Sidepodcast // All for F1 and F1 for all

The evolution of fireproof socks // Progress in F1 driver safety

Published by Bridget Schuil

Kovalainen's F1 boot
Credit: Coates/LAT

Humans have used fireproof clothing for centuries. The earliest reliably documented use of fireproof clothing was in twelfth century Arabia; warriors would don silk undergarments, a cotton tunic daubed with a sticky fireproof substance, and a barrage of fireworks. Then, for some reason, the technology was forgotten until humans started venturing into space and incinerating themselves on race tracks.

Nomex creations

When motor racing first started, overalls existed simply as protection from oil stains.
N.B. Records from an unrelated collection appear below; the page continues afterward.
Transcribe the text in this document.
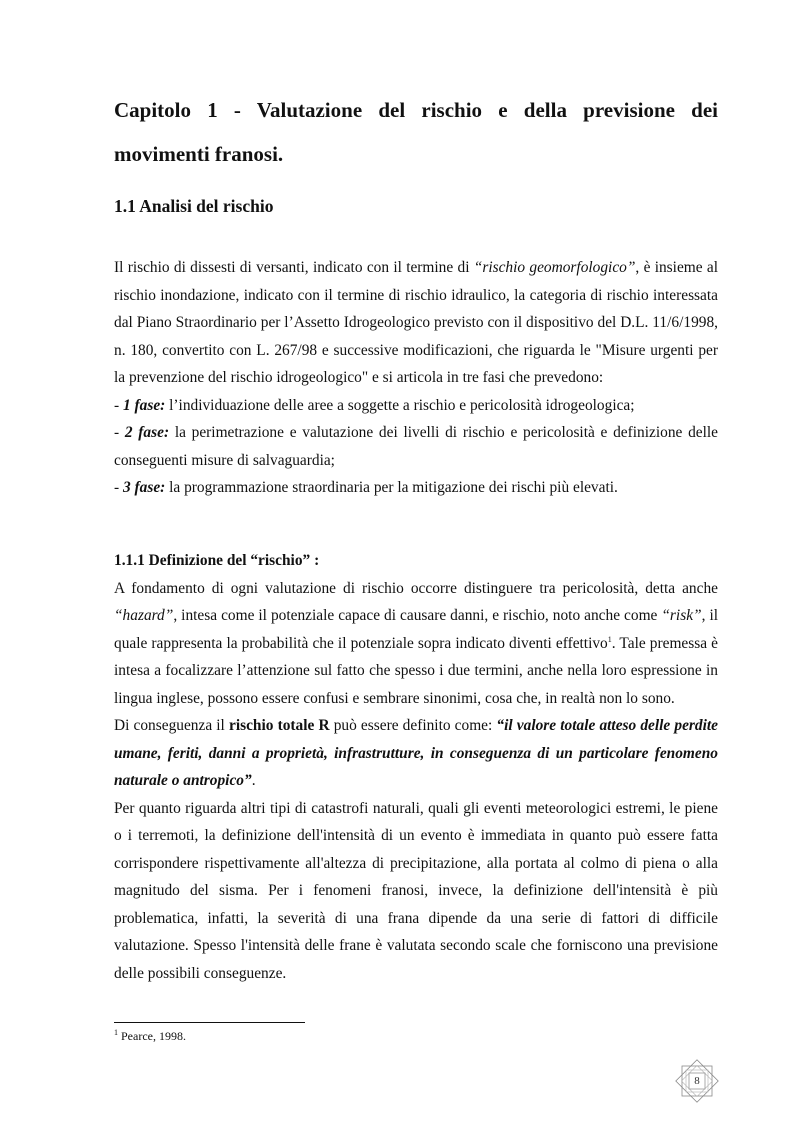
Capitolo 1 - Valutazione del rischio e della previsione dei movimenti franosi.
1.1 Analisi del rischio

Il rischio di dissesti di versanti, indicato con il termine di “rischio geomorfologico”, è insieme al rischio inondazione, indicato con il termine di rischio idraulico, la categoria di rischio interessata dal Piano Straordinario per l’Assetto Idrogeologico previsto con il dispositivo del D.L. 11/6/1998, n. 180, convertito con L. 267/98 e successive modificazioni, che riguarda le "Misure urgenti per la prevenzione del rischio idrogeologico" e si articola in tre fasi che prevedono:

- 1 fase: l’individuazione delle aree a soggette a rischio e pericolosità idrogeologica;

- 2 fase: la perimetrazione e valutazione dei livelli di rischio e pericolosità e definizione delle conseguenti misure di salvaguardia;

- 3 fase: la programmazione straordinaria per la mitigazione dei rischi più elevati.

1.1.1 Definizione del “rischio” :

A fondamento di ogni valutazione di rischio occorre distinguere tra pericolosità, detta anche “hazard”, intesa come il potenziale capace di causare danni, e rischio, noto anche come “risk”, il quale rappresenta la probabilità che il potenziale sopra indicato diventi effettivo$^1$. Tale premessa è intesa a focalizzare l’attenzione sul fatto che spesso i due termini, anche nella loro espressione in lingua inglese, possono essere confusi e sembrare sinonimi, cosa che, in realtà non lo sono.

Di conseguenza il rischio totale R può essere definito come: “il valore totale atteso delle perdite umane, feriti, danni a proprietà, infrastrutture, in conseguenza di un particolare fenomeno naturale o antropico”.

Per quanto riguarda altri tipi di catastrofi naturali, quali gli eventi meteorologici estremi, le piene o i terremoti, la definizione dell'intensità di un evento è immediata in quanto può essere fatta corrispondere rispettivamente all'altezza di precipitazione, alla portata al colmo di piena o alla magnitudo del sisma. Per i fenomeni franosi, invece, la definizione dell'intensità è più problematica, infatti, la severità di una frana dipende da una serie di fattori di difficile valutazione. Spesso l'intensità delle frane è valutata secondo scale che forniscono una previsione delle possibili conseguenze.

$^1$ Pearce, 1998.
8
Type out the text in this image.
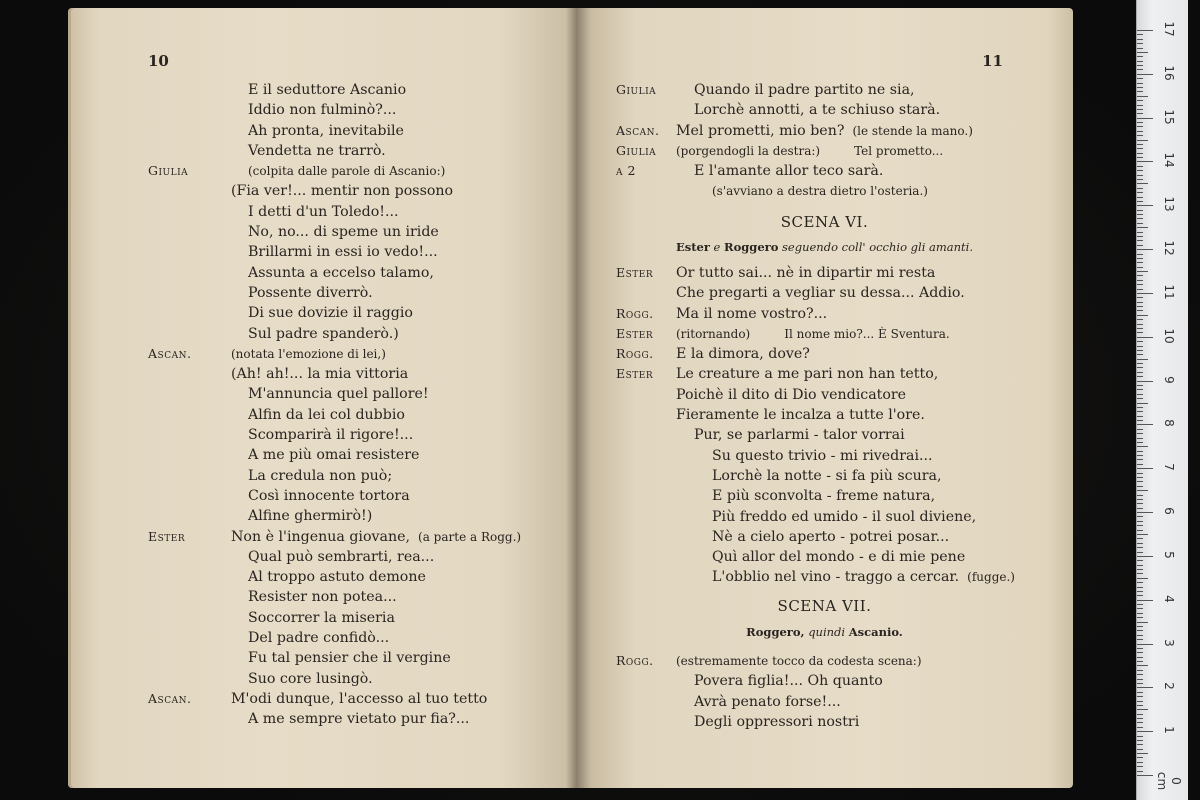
10
E il seduttore Ascanio
Iddio non fulminò?...
Ah pronta, inevitabile
Vendetta ne trarrò.
Giulia	(colpita dalle parole di Ascanio:)
(Fia ver!... mentir non possono
I detti d'un Toledo!...
No, no... di speme un iride
Brillarmi in essi io vedo!...
Assunta a eccelso talamo,
Possente diverrò.
Di sue dovizie il raggio
Sul padre spanderò.)
Ascan.	(notata l'emozione di lei,)
(Ah! ah!... la mia vittoria
M'annuncia quel pallore!
Alfin da lei col dubbio
Scomparirà il rigore!...
A me più omai resistere
La credula non può;
Così innocente tortora
Alfine ghermirò!)
Ester	Non è l'ingenua giovane, (a parte a Rogg.)
Qual può sembrarti, rea...
Al troppo astuto demone
Resister non potea...
Soccorrer la miseria
Del padre confidò...
Fu tal pensier che il vergine
Suo core lusingò.
Ascan.	M'odi dunque, l'accesso al tuo tetto
A me sempre vietato pur fia?...
11
Giulia	Quando il padre partito ne sia,
Lorchè annotti, a te schiuso starà.
Ascan. Mel prometti, mio ben? (le stende la mano.)
Giulia (porgendogli la destra:)	Tel prometto...
a 2	E l'amante allor teco sarà.
(s'avviano a destra dietro l'osteria.)
SCENA VI.
Ester e Roggero seguendo coll' occhio gli amanti.
Ester Or tutto sai... nè in dipartir mi resta
Che pregarti a vegliar su dessa... Addio.
Rogg. Ma il nome vostro?...
Ester (ritornando)	Il nome mio?... È Sventura.
Rogg. E la dimora, dove?
Ester Le creature a me pari non han tetto,
Poichè il dito di Dio vendicatore
Fieramente le incalza a tutte l'ore.
Pur, se parlarmi - talor vorrai
Su questo trivio - mi rivedrai...
Lorchè la notte - si fa più scura,
E più sconvolta - freme natura,
Più freddo ed umido - il suol diviene,
Nè a cielo aperto - potrei posar...
Quì allor del mondo - e di mie pene
L'obblio nel vino - traggo a cercar. (fugge.)
SCENA VII.
Roggero, quindi Ascanio.
Rogg. (estremamente tocco da codesta scena:)
Povera figlia!... Oh quanto
Avrà penato forse!...
Degli oppressori nostri
17
16
15
14
13
12
11
10
9
8
7
6
5
4
3
2
1
0 cm
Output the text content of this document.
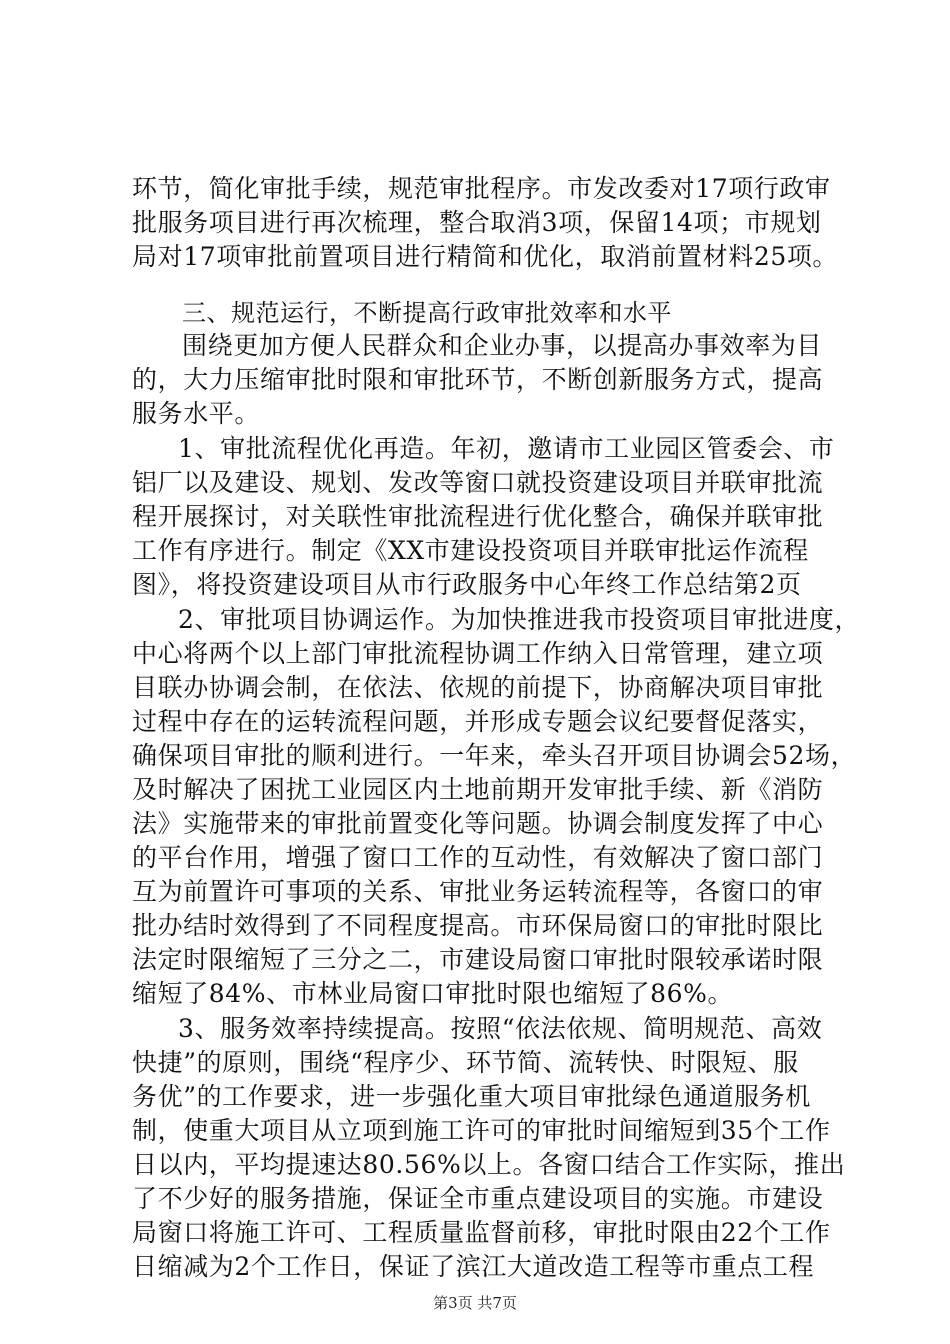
环节，简化审批手续，规范审批程序。市发改委对17项行政审
批服务项目进行再次梳理，整合取消3项，保留14项；市规划
局对17项审批前置项目进行精简和优化，取消前置材料25项。
三、规范运行，不断提高行政审批效率和水平
围绕更加方便人民群众和企业办事，以提高办事效率为目
的，大力压缩审批时限和审批环节，不断创新服务方式，提高
服务水平。
1、审批流程优化再造。年初，邀请市工业园区管委会、市
铝厂以及建设、规划、发改等窗口就投资建设项目并联审批流
程开展探讨，对关联性审批流程进行优化整合，确保并联审批
工作有序进行。制定《XX市建设投资项目并联审批运作流程
图》，将投资建设项目从市行政服务中心年终工作总结第2页
2、审批项目协调运作。为加快推进我市投资项目审批进度，
中心将两个以上部门审批流程协调工作纳入日常管理，建立项
目联办协调会制，在依法、依规的前提下，协商解决项目审批
过程中存在的运转流程问题，并形成专题会议纪要督促落实，
确保项目审批的顺利进行。一年来，牵头召开项目协调会52场，
及时解决了困扰工业园区内土地前期开发审批手续、新《消防
法》实施带来的审批前置变化等问题。协调会制度发挥了中心
的平台作用，增强了窗口工作的互动性，有效解决了窗口部门
互为前置许可事项的关系、审批业务运转流程等，各窗口的审
批办结时效得到了不同程度提高。市环保局窗口的审批时限比
法定时限缩短了三分之二，市建设局窗口审批时限较承诺时限
缩短了84%、市林业局窗口审批时限也缩短了86%。
3、服务效率持续提高。按照“依法依规、简明规范、高效
快捷”的原则，围绕“程序少、环节简、流转快、时限短、服
务优”的工作要求，进一步强化重大项目审批绿色通道服务机
制，使重大项目从立项到施工许可的审批时间缩短到35个工作
日以内，平均提速达80.56%以上。各窗口结合工作实际，推出
了不少好的服务措施，保证全市重点建设项目的实施。市建设
局窗口将施工许可、工程质量监督前移，审批时限由22个工作
日缩减为2个工作日，保证了滨江大道改造工程等市重点工程
第3页 共7页
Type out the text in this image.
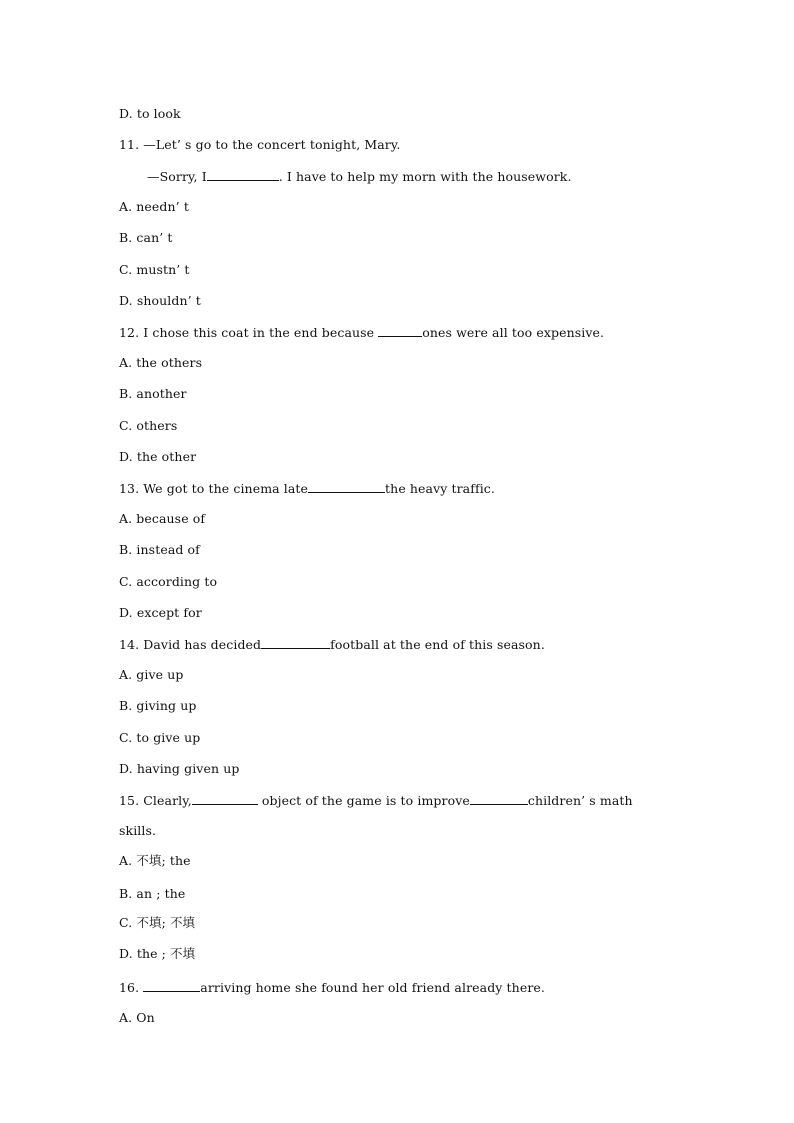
D. to look
11. —Let’ s go to the concert tonight, Mary.
—Sorry, I	. I have to help my morn with the housework.
A. needn’ t
B. can’ t
C. mustn’ t
D. shouldn’ t
12. I chose this coat in the end because	ones were all too expensive.
A. the others
B. another
C. others
D. the other
13. We got to the cinema late	the heavy traffic.
A. because of
B. instead of
C. according to
D. except for
14. David has decided	football at the end of this season.
A. give up
B. giving up
C. to give up
D. having given up
15. Clearly,	object of the game is to improve	children’ s math
skills.
A. 不填; the
B. an ; the
C. 不填; 不填
D. the ; 不填
16.	arriving home she found her old friend already there.
A. On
They were lightweight, made of cotton, and paired with flammable gloves and goggles that were very efficient at getting very hot. No helmet. No specific under-layers. If one caught on fire, one climbed out the car before following safety procedure and doing the ‘stop, drop, and roll’ anti-fire dance.

In the early 1960s, a Scot by the name of Wilfred Sweeny was working for Du Pont on a project sponsored by the US Army. His legendary invention? Nomex. A variation of nylon, Nomex fibres alter their molecular structure at approximately 370°C to form a protective coating.

After Jerry Unser Jr’s death from burns at Indianapolis, Du Pont approached Hinchtown, a racewear manufacturer. Nomex overalls were adopted in the US in 1966, first worn by Mel Kenyon at the Indianapolis race that year. It was a single layer thick, and military testing showed that two layers were better than one. And thus the tradition of Nomex underwear started. Thanks to the work of men like Prof Sid Watkins, these safer overalls made their way across the Atlantic to be used by the F1 racers of the day.

The 1970s saw a brief flirtation with asbestos. Because suits were now manufactured with two or three layers, some drivers felt unbearably hot, and some drivers preferred the lighter, more breathable single-layer asbestos suits. Meanwhile, other drivers – notably Lauda, Andretti, and Reutemann – preferred NASA-style quintuple layer Nomex creations.

These thick suits came at a price. The thicker fabric overheated the drivers, meaning their reaction times slowed. Stand 21 developed a thinner suit, giving the drivers who used it increased comfort. Being French, and thus quite adept at tailoring, the new design also included floating sleeves – more room to move in the arms. The 1986 design also included a wicking system to draw sweat away from the drivers’ bodies and trap a thicker layer of air between a driver’s skin and any potential fire.

The floating sleeve design

In 2002, stringent and comprehensive regulations were introduced governing the structure and composition of race overalls[1]. Everything – from threads and zips to socks and elastic – must perform to a strict set of guidelines. For example, a zip must not melt in a fire or transfer heat to the driver’s body.

Webber sporting some fireproof underwear
Webber sporting some fireproof underwearCredit: Thompson/Getty

Modern race suits built on the floating sleeve design, and now incorporate fabric ‘handles’ at the shoulder. While not a fire-retardant strategy, they are nonetheless safety features, as they allow drivers to be lifted out of the car while still strapped into their seats; they must be strong enough to support the weight of the driver and his seat. The suits are washed and dry cleaned fifteen times each before testing, and then subjected to temperatures between 600 and 800°C[2]. The temperature inside the suit cannot exceed 41°C for at least 11 seconds. In a potential fire situation, this would allow the driver to climb out of the car before being incinerated – even if his suit had seen a few washing machines.

Today is Lost Sock Memorial Day. So, ladies and gentlemen, charge your glasses and join me in a toast. To great scientists like Wilfred Sweeny and Sid Watkins whose work makes such amazing safety technology possible. To all the fireproof socks that reached critical rotation and slipped through the magic portal known as Die Waschmaschine into the Universe of Lost Socks. And, perhaps the greatest toast of all, to the fireproof socks that perished saving a racer’s life.